BPOs unfazed by pending US bill vs job outsourcing
MANILA, Philippines — Business process outsourcing (BPO) firms in the country remain unfazed by the recent call of US President Barack Obama to stop the outsourcing of American jobs to other countries like the Philippines.
The Business Processing Association of the Philippines even projected to generate an additional 3.3 million jobs by the end of 2016 and to attain leadership in four areas touted to be “fast-growing services” like healthcare information management, finance and accounting, human resources and creative process.
“Based on our experience, we believe outsourcing actually makes US businesses competitive.
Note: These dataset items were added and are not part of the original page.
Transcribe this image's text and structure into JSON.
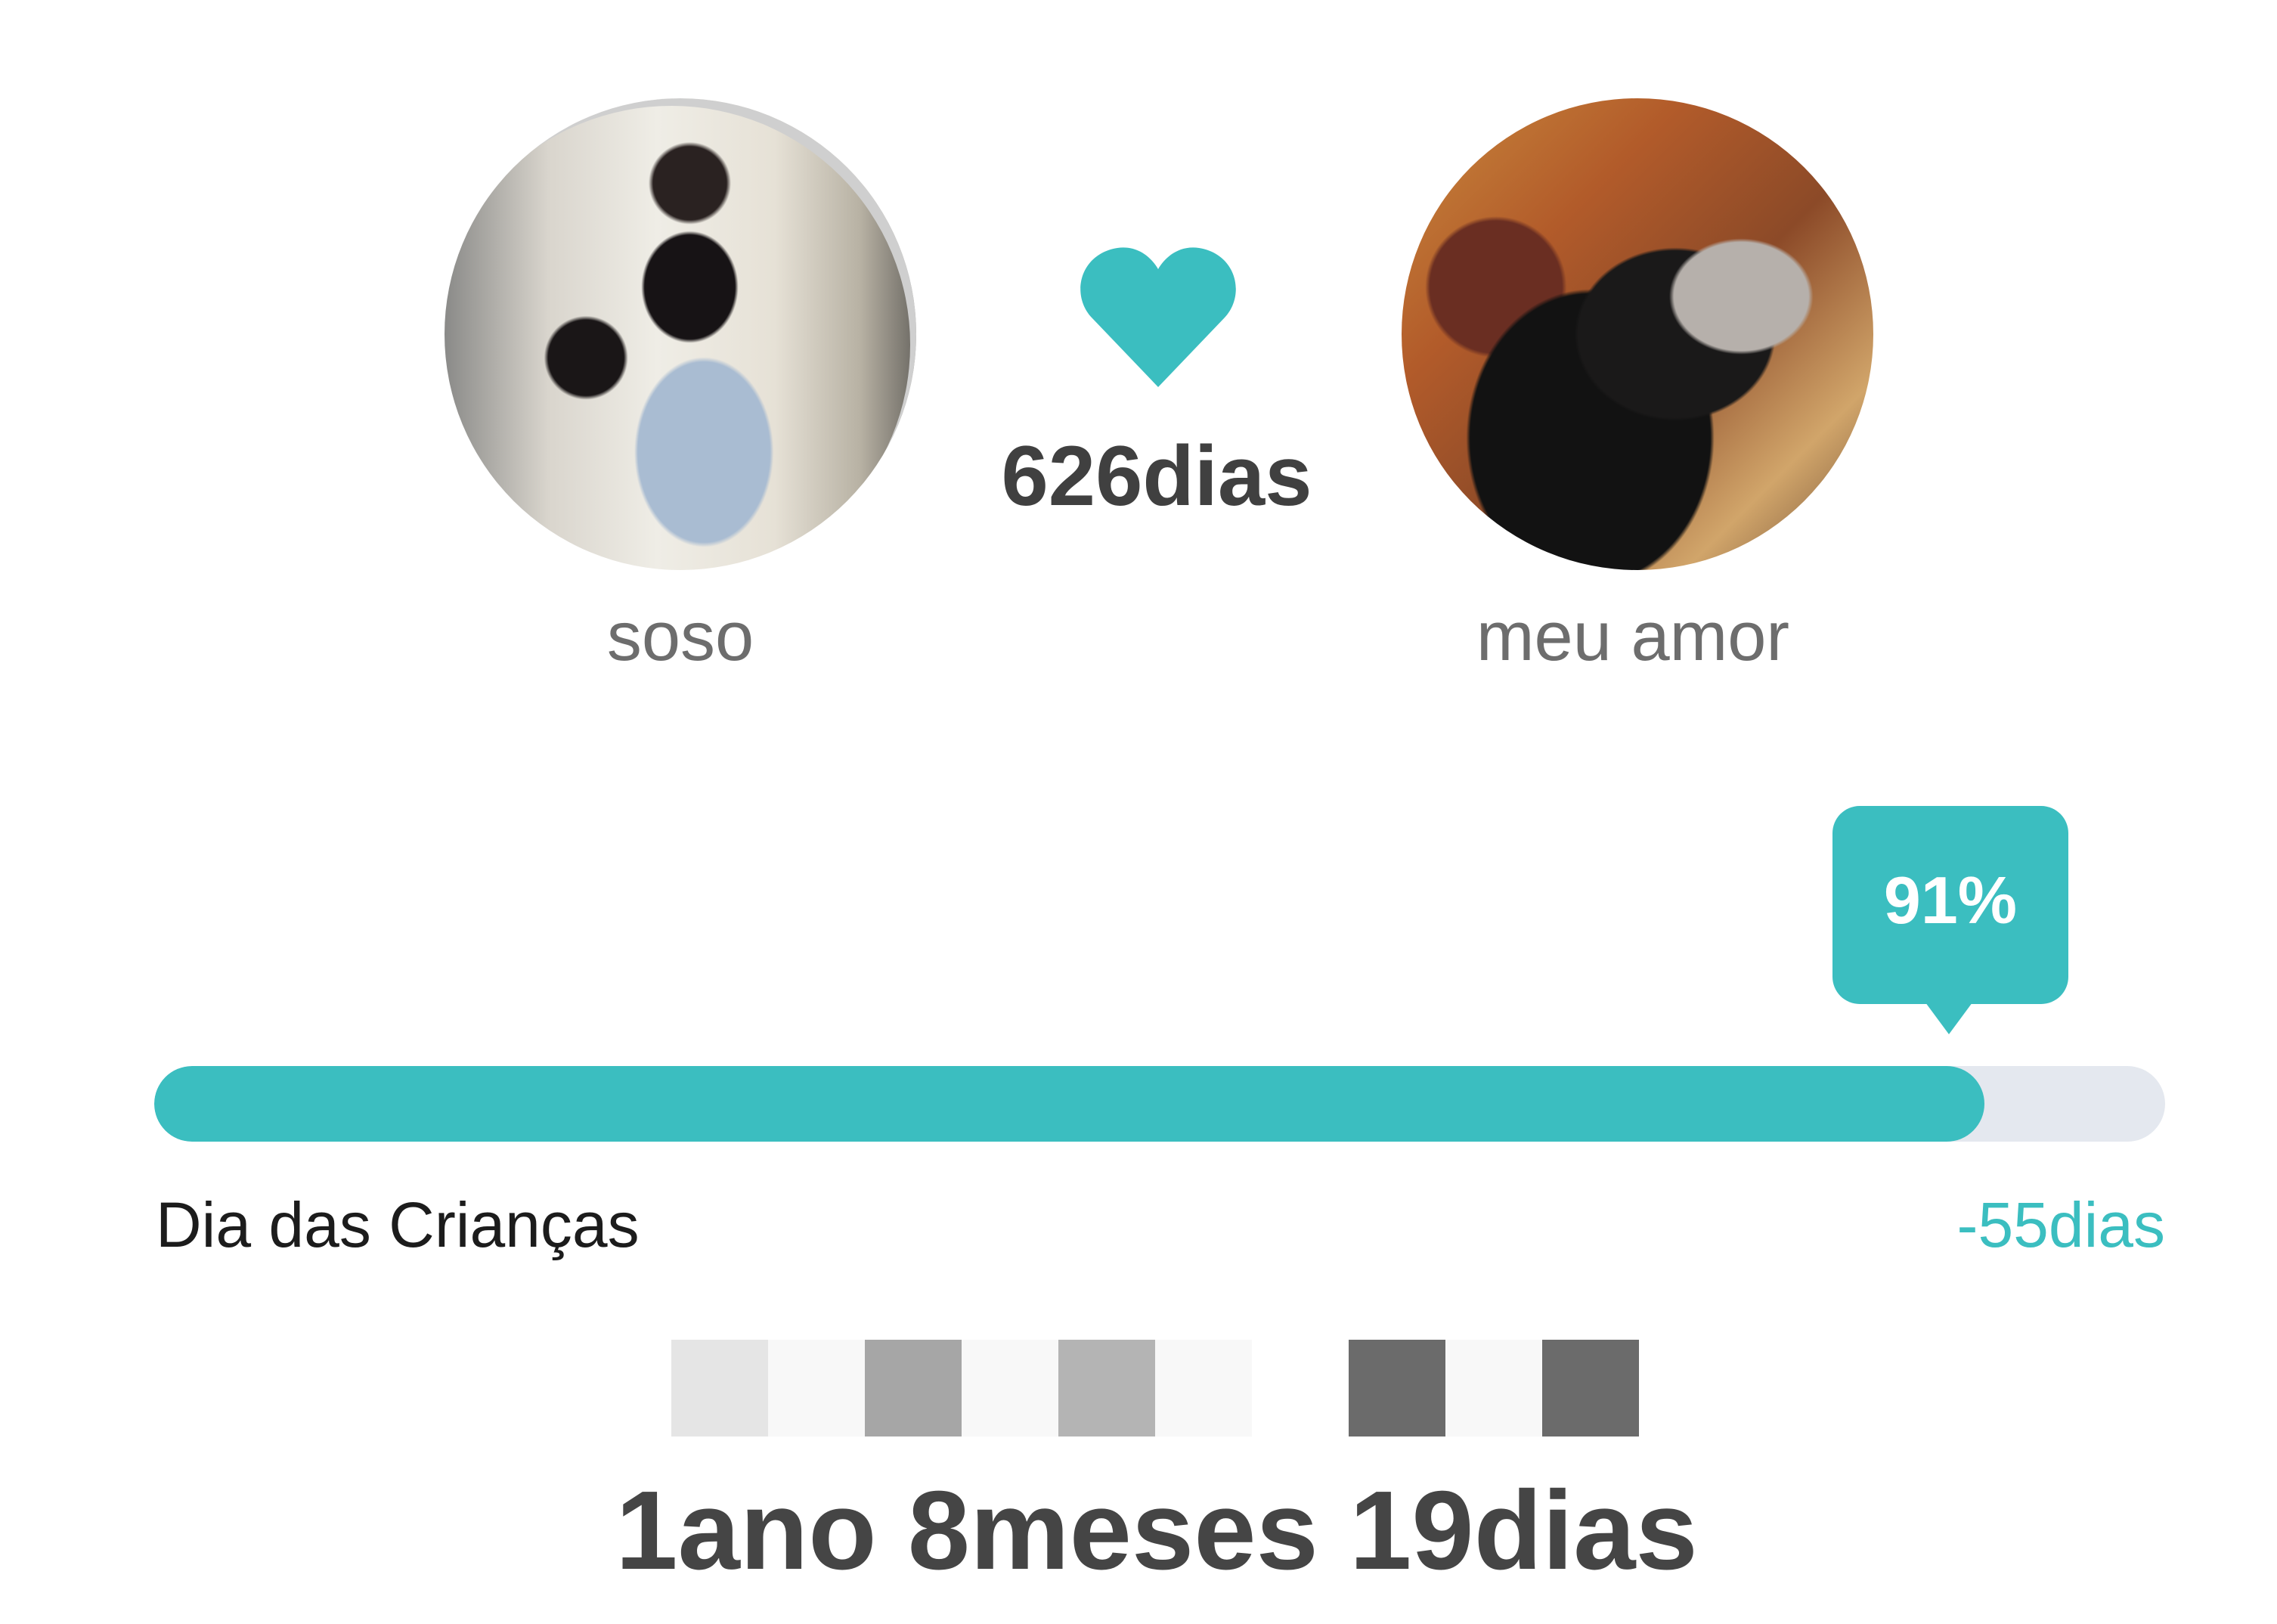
{
  "couple": {
    "left": {
      "name": "soso"
    },
    "right": {
      "name": "meu amor"
    }
  },
  "days_together": "626dias",
  "progress": {
    "percent_label": "91%",
    "fraction": 0.91,
    "event_name": "Dia das Crianças",
    "remaining": "-55dias"
  },
  "duration": "1ano 8meses 19dias",
  "colors": {
    "accent": "#3bbec0",
    "track": "#e4e8ef",
    "text_dark": "#404040",
    "text_muted": "#6d6d6d"
  }
}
It, in fact, allows them to increase the employment in their areas of core competence,” BPAP chairman Alfredo Ayala told reporters Monday at a press conference organized by BPAP and the Department of Science and Technology (DoST).
In his State of the Union Address, Obama announced his support to the pending bill in the US Congress, which would remove the government incentives for companies, which continued to outsource jobs to countries like the Philippines.
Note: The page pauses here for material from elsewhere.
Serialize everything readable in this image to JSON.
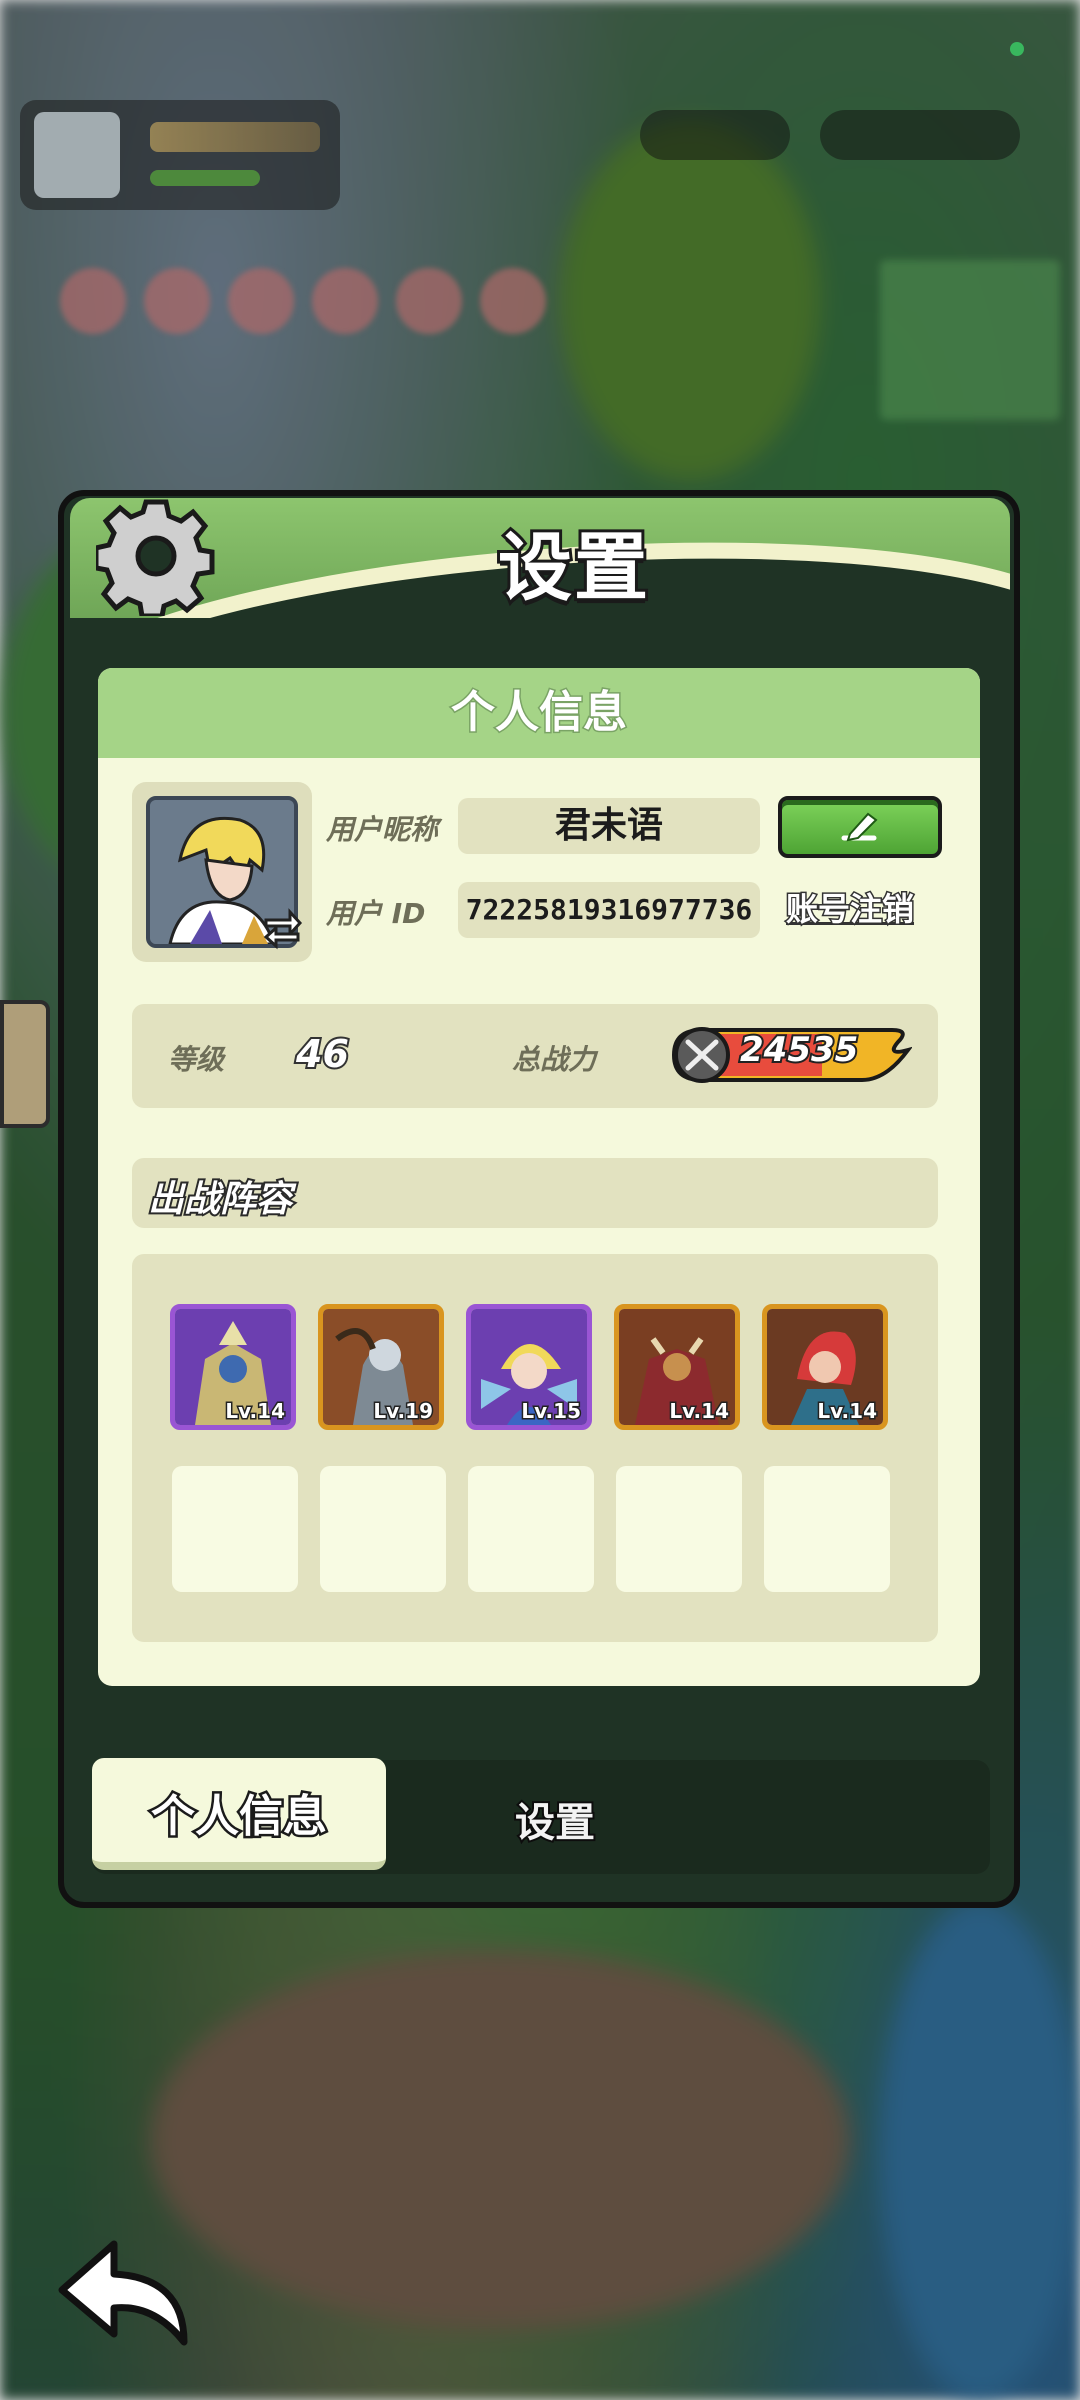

Some government officials had expressed fears that the “anti-BPO” call of Obama would severely affect the BPO industry in the country.
Ayala said the passage of the bill would be “unlikely,” believing that US companies would not be able to survive if they stopped outsourcing to the Philippines.
Alejandro Melchor, executive director of the Information and Communications Technology Office of the DoST, said the BPO firms were not bothered by Obama’s statement.
“If it was really a cause for concern, I would be getting calls from my colleagues by now. But they were not at all worried,” Melchor said.
He said the bill, even if passed by the US congress, would not change the behavior of the companies because the benefits they have been getting from outsourcing have been far higher than the incentives that the US government has been providing or would provide them.
He said the cost of hiring a Filipino call center worker would only be one-fifth of the cost of hiring an American call center worker.
“The US will continue to do what is best for its companies,” Ayala said.
But Ayala said they have laid down contingency plans like pursuing markets in other countries like Australia and United Kingdom if the BPOs in the country were affected by US policies.
With their optimism, Melchor and Ayala projected that the BPO’s contribution to the country’s gross domestic product would increase from 5.4 percent in 2011 to 8.6 percent.
“We believe we can generate $25 billion in export revenue, 1.3 million in direct jobs and over 3 million indirect jobs by 2016,” Ayala said.
Melchor said the BPO’s expansion to other services would also require the creation of new technical courses for high school graduates.
In his response, Joel Villanueva, Technical Education and Skills Development Authority (Tesda) director general, said since new skills and competencies of the workforce would be needed in the BPO’s expansion, the agency would develop new training programs for call center agents, trainers and those engaged in non-voice-based skills.
Non-voice-based skills include software development, animation, medical transcription, game development and legal transcription.
To strengthen its partnership with BPOs, Tesda recently released a P500-million stimulus fund to BPAP for training aimed at creating 65,000 new jobs.
“We will review our product mix to focus on other BPO-related skills that have equally high demand such as software development and other skills as may be defined by the industry,” Villanueva said.
“This way, we can diversify and develop more skills and spread out opportunity for employment in other emerging areas,” he added.